Breakable You
He was a major writer. Besides that, he led a fascinating life—"
    "A writer who led a fascinating life?" Thea said. "Do tell."
    Jeffrey had a frighteningly wide grin, as if he'd been wanting to talk about Izzy Cantor for many long years. "In the mid-fifties, after he got out of college, he spent a year in a Zen monastery in Japan, observing a year of silence."
    "He never did explain to me why he felt the need to do that," Adam said. "He claimed he just didn't have anything to say."
    "In 1960 he played a role in the early Civil Rights movement. He was involved in the lunch counter sit-ins in North Carolina."
    "He got his nose broken down there," Adam said. "It improved his appearance."
    "And it was only after that, after his return to New York, that he started to take writing seriously. And that was when he began to produce a series of novels that bear the same relationship to the work of his contemporaries that Nathanael West's work bore to the writing of people like Hemingway and Fitzgerald in the thirties. In other words, it was unclassifiable. It wasn't the realism of writers like Saul Bellow and Philip Roth—and Adam Weller." He turned toward Adam as he said this, and Adam was annoyed. He liked to be flattered, but the flattery had to be plausible. It was one of his chronic grievances that no critic had ever placed him on the level of Bellow and Roth. "And it wasn't the pop experimentalism of writers like Barthelme and Coover. It was something all its own. Which is one reason, I think, that history hasn't treated him the way it should have. It's hard to stick a label on his work." Jeffrey looked elated to be talking about all this—overeager, overcaffeinated, overjoyed. He'd already written the book in his mind. "And along the way he had time to teach at Brandeis and Columbia and City College, to launch a literary magazine that did some interesting things before it ran out of funding, and to have high-profile fistfights with Norman Mailer and Alfred Tomas."
    "Who's Alfred Tomas?" Thea said.
    "Painter," Adam said. "Wild man."
    "Well, what do you think?" Jeffrey said to Thea. "Does he sound as if he deserves a biography?"
    "It sounds like he deserves a miniseries," Thea said. "How come you've never told me about him, Weller?"

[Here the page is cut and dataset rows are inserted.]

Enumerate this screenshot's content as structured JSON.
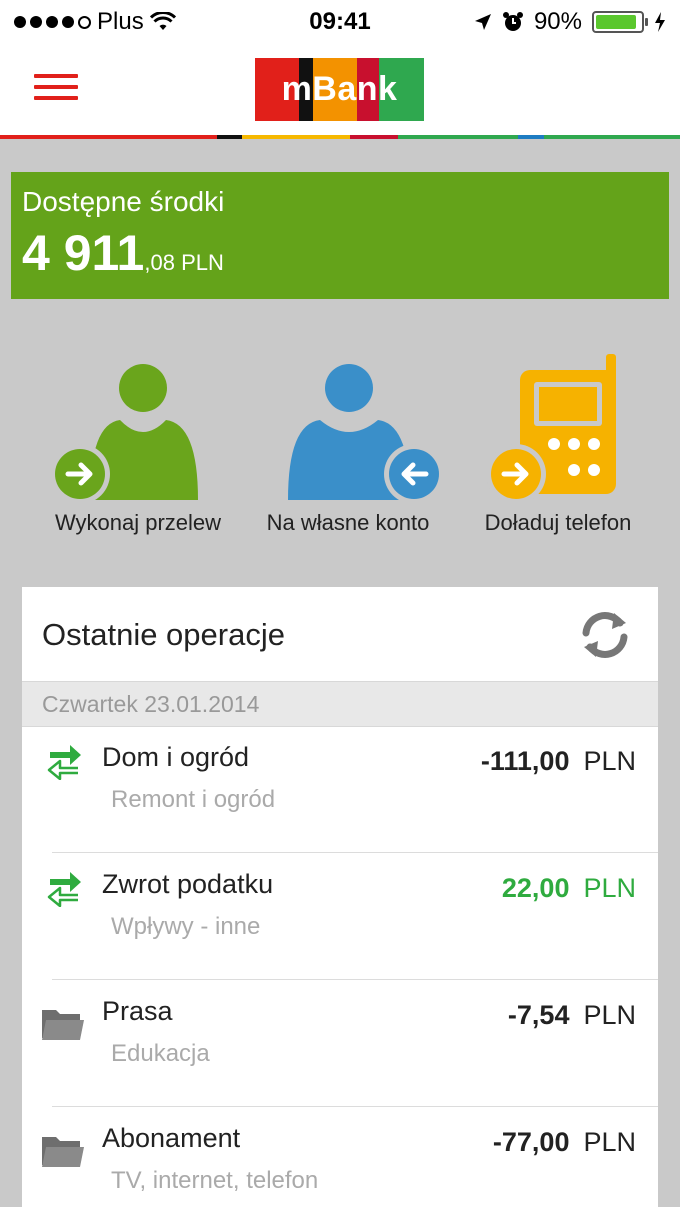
{
  "status_bar": {
    "carrier": "Plus",
    "time": "09:41",
    "battery": "90%",
    "battery_level": 0.9
  },
  "header": {
    "logo_text": "mBank",
    "logo_colors": [
      "#e1201a",
      "#111111",
      "#f39200",
      "#c8102e",
      "#2fa84f"
    ],
    "stripe_colors": [
      "#e1201a",
      "#111111",
      "#f6b800",
      "#c8102e",
      "#2fa84f",
      "#1d7cc2",
      "#2fa84f"
    ]
  },
  "balance": {
    "label": "Dostępne środki",
    "amount_int": "4 911",
    "amount_dec": ",08 PLN"
  },
  "actions": [
    {
      "label": "Wykonaj przelew",
      "icon": "person-arrow-right-icon",
      "color": "#6aa51c"
    },
    {
      "label": "Na własne konto",
      "icon": "person-arrow-left-icon",
      "color": "#3a8fc9"
    },
    {
      "label": "Doładuj telefon",
      "icon": "phone-topup-icon",
      "color": "#f6b200"
    }
  ],
  "operations": {
    "title": "Ostatnie operacje",
    "date": "Czwartek 23.01.2014",
    "items": [
      {
        "title": "Dom i ogród",
        "category": "Remont i ogród",
        "amount": "-111,00",
        "currency": "PLN",
        "icon": "transfer-icon",
        "positive": false
      },
      {
        "title": "Zwrot podatku",
        "category": "Wpływy - inne",
        "amount": "22,00",
        "currency": "PLN",
        "icon": "transfer-icon",
        "positive": true
      },
      {
        "title": "Prasa",
        "category": "Edukacja",
        "amount": "-7,54",
        "currency": "PLN",
        "icon": "folder-icon",
        "positive": false
      },
      {
        "title": "Abonament",
        "category": "TV, internet, telefon",
        "amount": "-77,00",
        "currency": "PLN",
        "icon": "folder-icon",
        "positive": false
      }
    ]
  }
}
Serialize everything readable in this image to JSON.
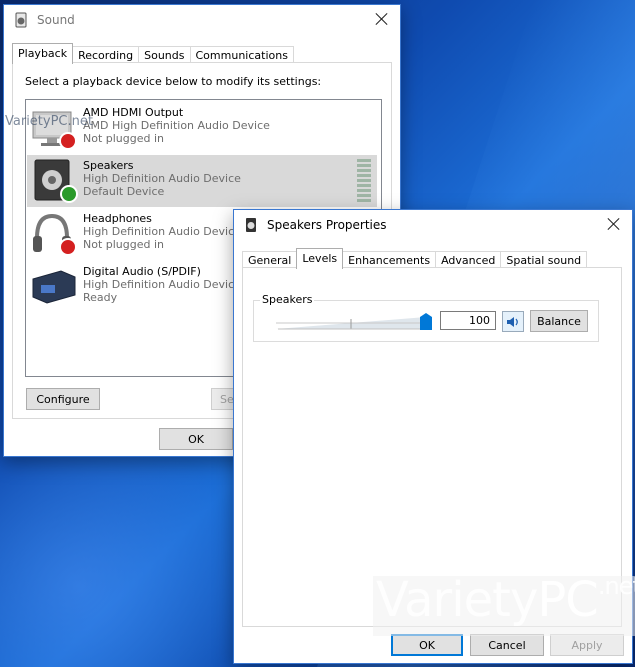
{
  "sound_window": {
    "title": "Sound",
    "tabs": [
      "Playback",
      "Recording",
      "Sounds",
      "Communications"
    ],
    "instruction": "Select a playback device below to modify its settings:",
    "devices": [
      {
        "name": "AMD HDMI Output",
        "driver": "AMD High Definition Audio Device",
        "status": "Not plugged in",
        "icon": "monitor-icon",
        "badge": "unplugged"
      },
      {
        "name": "Speakers",
        "driver": "High Definition Audio Device",
        "status": "Default Device",
        "icon": "speaker-icon",
        "badge": "default"
      },
      {
        "name": "Headphones",
        "driver": "High Definition Audio Devic",
        "status": "Not plugged in",
        "icon": "headphones-icon",
        "badge": "unplugged"
      },
      {
        "name": "Digital Audio (S/PDIF)",
        "driver": "High Definition Audio Devic",
        "status": "Ready",
        "icon": "digital-audio-icon",
        "badge": "none"
      }
    ],
    "configure_label": "Configure",
    "set_default_partial": "Se",
    "ok_label": "OK"
  },
  "speakers_window": {
    "title": "Speakers Properties",
    "tabs": [
      "General",
      "Levels",
      "Enhancements",
      "Advanced",
      "Spatial sound"
    ],
    "active_tab": "Levels",
    "level_group_label": "Speakers",
    "volume_value": "100",
    "volume_level_percent": 100,
    "balance_label": "Balance",
    "ok_label": "OK",
    "cancel_label": "Cancel",
    "apply_label": "Apply"
  },
  "watermark": {
    "text_main": "Variety",
    "text_pc": "PC",
    "text_suffix": ".net",
    "small_text": "VarietyPC.net"
  },
  "colors": {
    "accent": "#0078d7",
    "selection": "#d9d9d9",
    "desktop": "#0f4bb0"
  }
}
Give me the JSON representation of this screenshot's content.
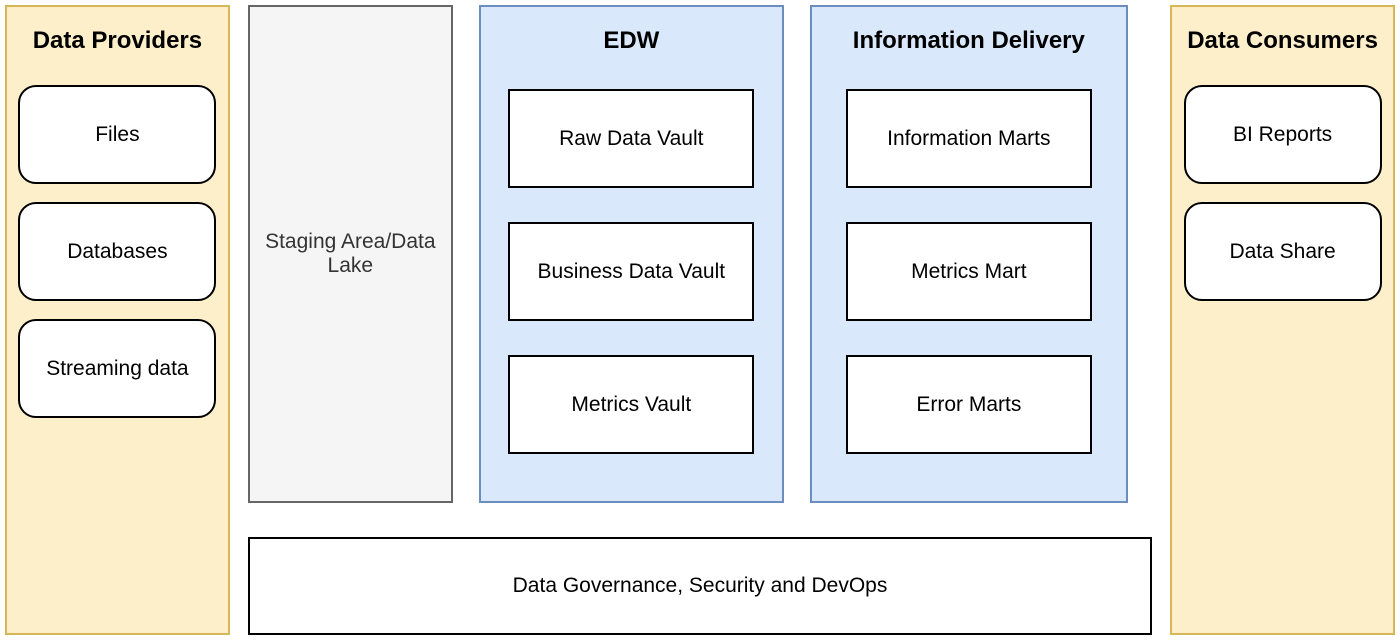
{
  "providers": {
    "title": "Data Providers",
    "items": [
      "Files",
      "Databases",
      "Streaming data"
    ]
  },
  "staging": {
    "label": "Staging Area/Data Lake"
  },
  "edw": {
    "title": "EDW",
    "items": [
      "Raw Data Vault",
      "Business Data Vault",
      "Metrics Vault"
    ]
  },
  "delivery": {
    "title": "Information Delivery",
    "items": [
      "Information Marts",
      "Metrics Mart",
      "Error Marts"
    ]
  },
  "consumers": {
    "title": "Data Consumers",
    "items": [
      "BI Reports",
      "Data Share"
    ]
  },
  "governance": {
    "label": "Data Governance, Security and DevOps"
  }
}
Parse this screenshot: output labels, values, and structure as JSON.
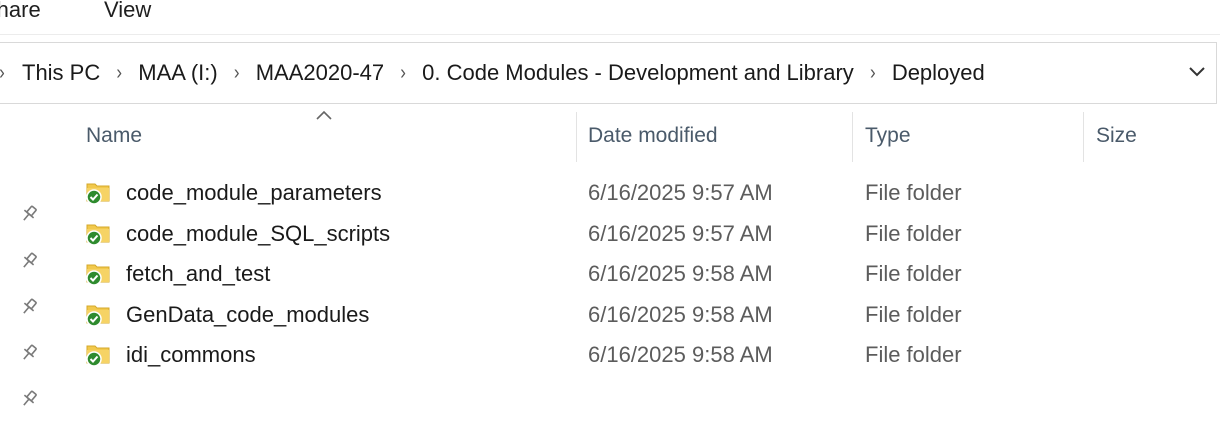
{
  "ribbon": {
    "tabs": [
      {
        "label": "Share"
      },
      {
        "label": "View"
      }
    ]
  },
  "address_bar": {
    "crumbs": [
      "This PC",
      "MAA (I:)",
      "MAA2020-47",
      "0. Code Modules - Development and Library",
      "Deployed"
    ]
  },
  "columns": {
    "name": "Name",
    "date_modified": "Date modified",
    "type": "Type",
    "size": "Size"
  },
  "files": [
    {
      "name": "code_module_parameters",
      "date": "6/16/2025 9:57 AM",
      "type": "File folder"
    },
    {
      "name": "code_module_SQL_scripts",
      "date": "6/16/2025 9:57 AM",
      "type": "File folder"
    },
    {
      "name": "fetch_and_test",
      "date": "6/16/2025 9:58 AM",
      "type": "File folder"
    },
    {
      "name": "GenData_code_modules",
      "date": "6/16/2025 9:58 AM",
      "type": "File folder"
    },
    {
      "name": "idi_commons",
      "date": "6/16/2025 9:58 AM",
      "type": "File folder"
    }
  ],
  "icons": {
    "folder": "folder-synced-icon",
    "pin": "pin-icon",
    "sort": "sort-ascending-icon",
    "dropdown": "chevron-down-icon"
  },
  "colors": {
    "folder_yellow": "#f2c94c",
    "sync_green": "#2e8b2e",
    "header_text": "#4a5a6a"
  }
}
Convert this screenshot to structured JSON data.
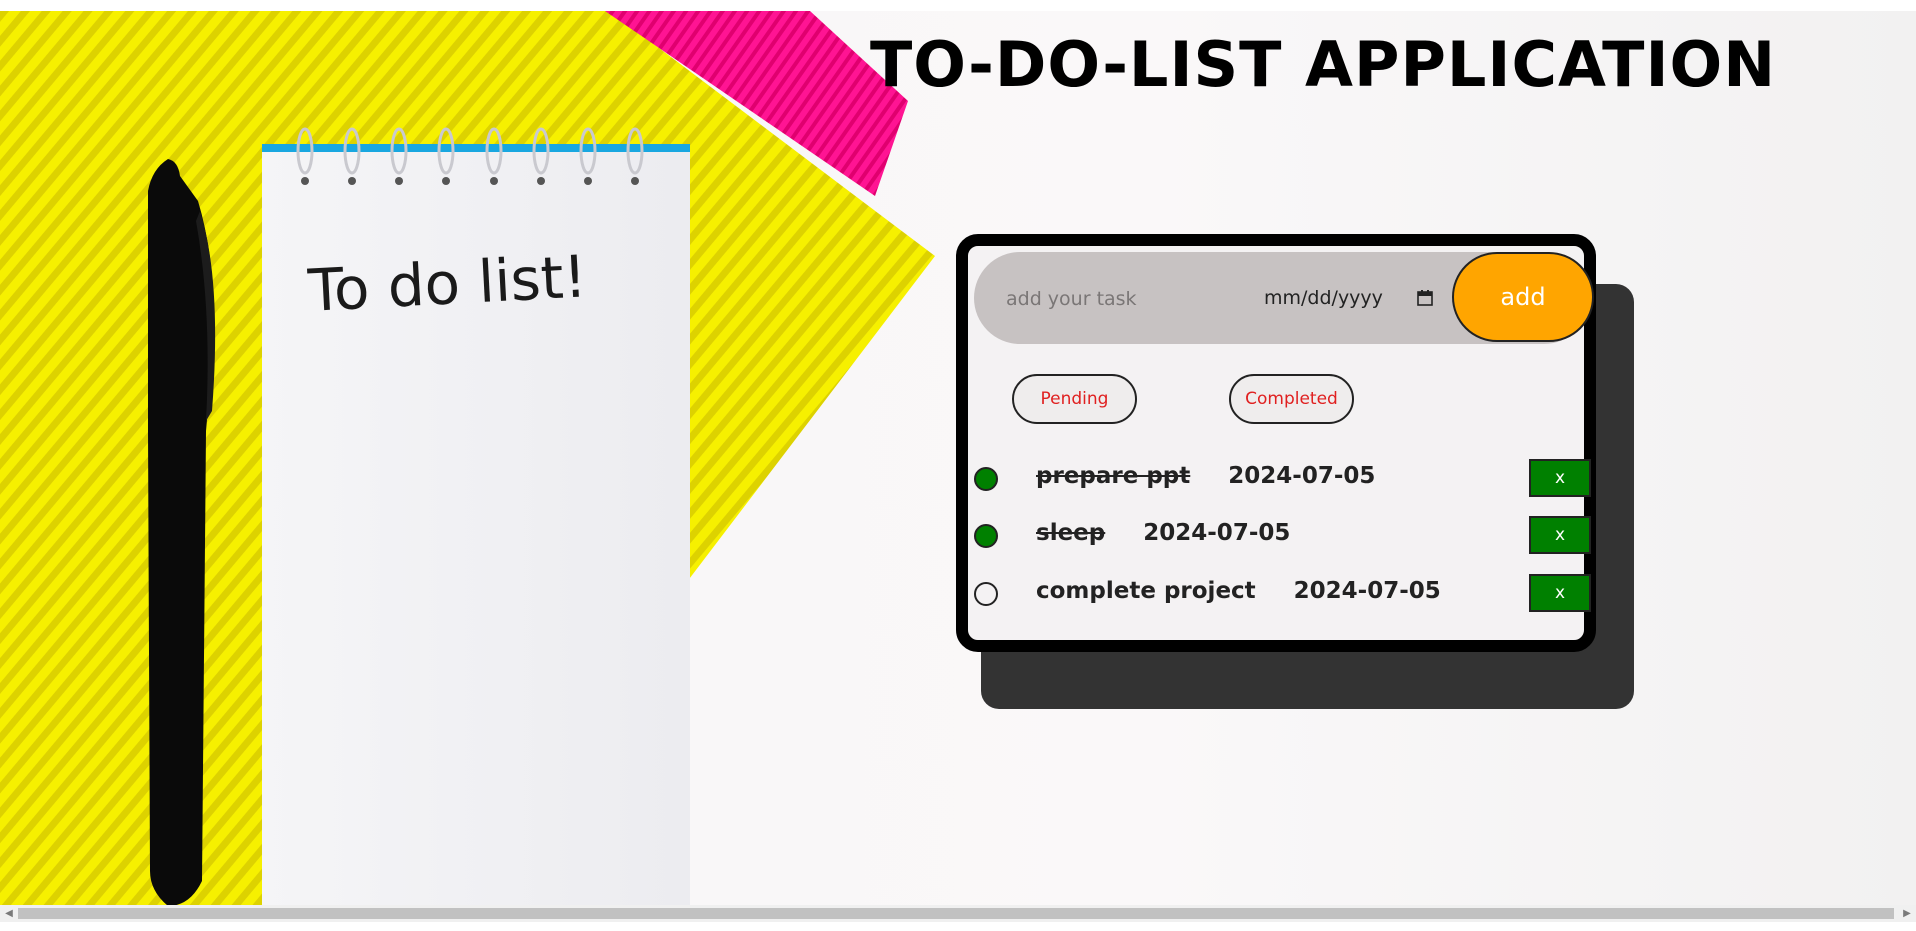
{
  "page": {
    "title": "TO-DO-LIST APPLICATION"
  },
  "form": {
    "task_placeholder": "add your task",
    "task_value": "",
    "date_placeholder": "mm/dd/yyyy",
    "add_label": "add"
  },
  "filters": {
    "pending_label": "Pending",
    "completed_label": "Completed"
  },
  "tasks": [
    {
      "name": "prepare ppt",
      "date": "2024-07-05",
      "completed": true,
      "delete_label": "x"
    },
    {
      "name": "sleep",
      "date": "2024-07-05",
      "completed": true,
      "delete_label": "x"
    },
    {
      "name": "complete project",
      "date": "2024-07-05",
      "completed": false,
      "delete_label": "x"
    }
  ],
  "illustration": {
    "notepad_text": "To do list!"
  },
  "colors": {
    "accent_add": "#ffa500",
    "done_green": "#008000",
    "filter_text": "#e02020",
    "card_border": "#000000",
    "input_bar": "#c7c2c2",
    "shadow": "#333333"
  },
  "icons": [
    "calendar-icon",
    "scroll-left-icon",
    "scroll-right-icon"
  ]
}
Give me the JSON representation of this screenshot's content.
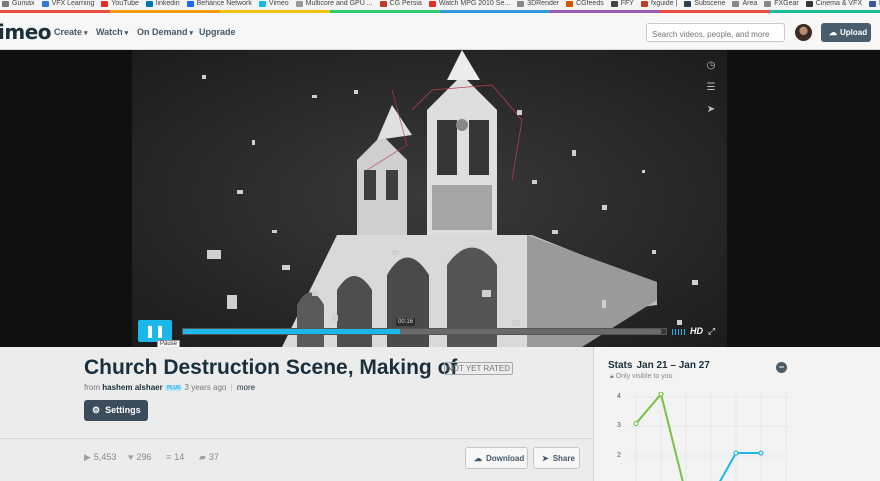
{
  "bookmarks": [
    {
      "label": "Gumax",
      "color": "#7a7a7a"
    },
    {
      "label": "VFX Learning",
      "color": "#2e7bd6"
    },
    {
      "label": "YouTube",
      "color": "#e52d27"
    },
    {
      "label": "linkedin",
      "color": "#0077b5"
    },
    {
      "label": "Behance Network",
      "color": "#1769ff"
    },
    {
      "label": "Vimeo",
      "color": "#19b7ea"
    },
    {
      "label": "Multicore and GPU ...",
      "color": "#999999"
    },
    {
      "label": "CG Persia",
      "color": "#c0392b"
    },
    {
      "label": "Watch MPG 2010 Se...",
      "color": "#e52d27"
    },
    {
      "label": "3DRender",
      "color": "#888888"
    },
    {
      "label": "CGfeeds",
      "color": "#d35400"
    },
    {
      "label": "FFY",
      "color": "#444444"
    },
    {
      "label": "fxguide |",
      "color": "#c0392b"
    },
    {
      "label": "Subscene",
      "color": "#2c3e50"
    },
    {
      "label": "Area",
      "color": "#888888"
    },
    {
      "label": "FXGear",
      "color": "#888888"
    },
    {
      "label": "Cinema & VFX",
      "color": "#333333"
    },
    {
      "label": "Facebook",
      "color": "#3b5998"
    }
  ],
  "stripe_colors": [
    "#e74c3c",
    "#f39c12",
    "#f1c40f",
    "#2ecc71",
    "#3498db",
    "#9b59b6",
    "#e74c3c",
    "#1abc9c"
  ],
  "nav": {
    "logo": "imeo",
    "items": [
      "Create",
      "Watch",
      "On Demand",
      "Upgrade"
    ],
    "search_placeholder": "Search videos, people, and more",
    "upload_label": "Upload"
  },
  "player": {
    "timecode": "00:16",
    "progress_played": 0.45,
    "progress_loaded": 0.99,
    "tooltip": "Pause",
    "hd_label": "HD"
  },
  "video_info": {
    "title": "Church Destruction Scene, Making of",
    "rating": "NOT YET RATED",
    "from": "from",
    "author": "hashem alshaer",
    "badge": "PLUS",
    "age": "3 years ago",
    "more": "more",
    "settings_label": "Settings",
    "plays": "5,453",
    "likes": "296",
    "collections": "14",
    "comments": "37",
    "download_label": "Download",
    "share_label": "Share"
  },
  "stats_panel": {
    "title": "Stats",
    "range": "Jan 21 – Jan 27",
    "visibility": "Only visible to you"
  },
  "chart_data": {
    "type": "line",
    "yticks": [
      "4",
      "3",
      "2"
    ],
    "ylim": [
      1,
      4
    ],
    "grid": true,
    "series": [
      {
        "color": "#7ac143",
        "values": [
          3.1,
          4.1,
          0.7,
          null,
          null,
          null
        ]
      },
      {
        "color": "#19b7ea",
        "values": [
          null,
          null,
          null,
          0.6,
          2.1,
          2.1
        ]
      }
    ]
  }
}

    "There are many things I haven't told you about."
    Adam was unhappy. Izzy had been a friend of his, but also a rival. Adam had believed he had defeated him, simply by outliving him. But this was the second time Izzy's ghost had appeared that day. It was as if Izzy were a representative of the dead, coming forward to claim him.
    But he could outwit him. He could outwit his old dead friend. He didn't know what it was yet, but he was sure there was something in this situation that he could use to his advantage.
    "Izzy was a remarkable writer and a remarkable man," Adam said. "He'd be a worthy subject for a biography. I'm not sure what you want from me, though."
    Jeffrey's grin, if possible, grew even wider. He looked insane.
    "What are you smiling about?" Adam said.
    "You keep calling him Izzy. I've seen him referred to as Izzy, in letters. In the archives. But I've never actually met anyone who knew him well enough to refer to him by his nickname."
    "Congratulations," Adam said. He wanted this encounter to be over. He wanted to be far away from this young man's ghoulish dampness.
    "But to answer your question: what do I want from you? I want your help. First of all, I'd love to interview you. Your memories of him would be invaluable. And I'd like your help in locating people he knew."
    Thea snorted. "Locating people? Try using Google. It sounds like you're asking the old man to research the book for you. He has bigger fish to fry."
    She put her hand around Adam's bicep. He was glad he had worked out at the gym that morning.
    The young man looked embarrassed. "I'm sorry. I mean…"
    "It's all right," Adam said. "I loved Izzy. Of course I'll do what I can."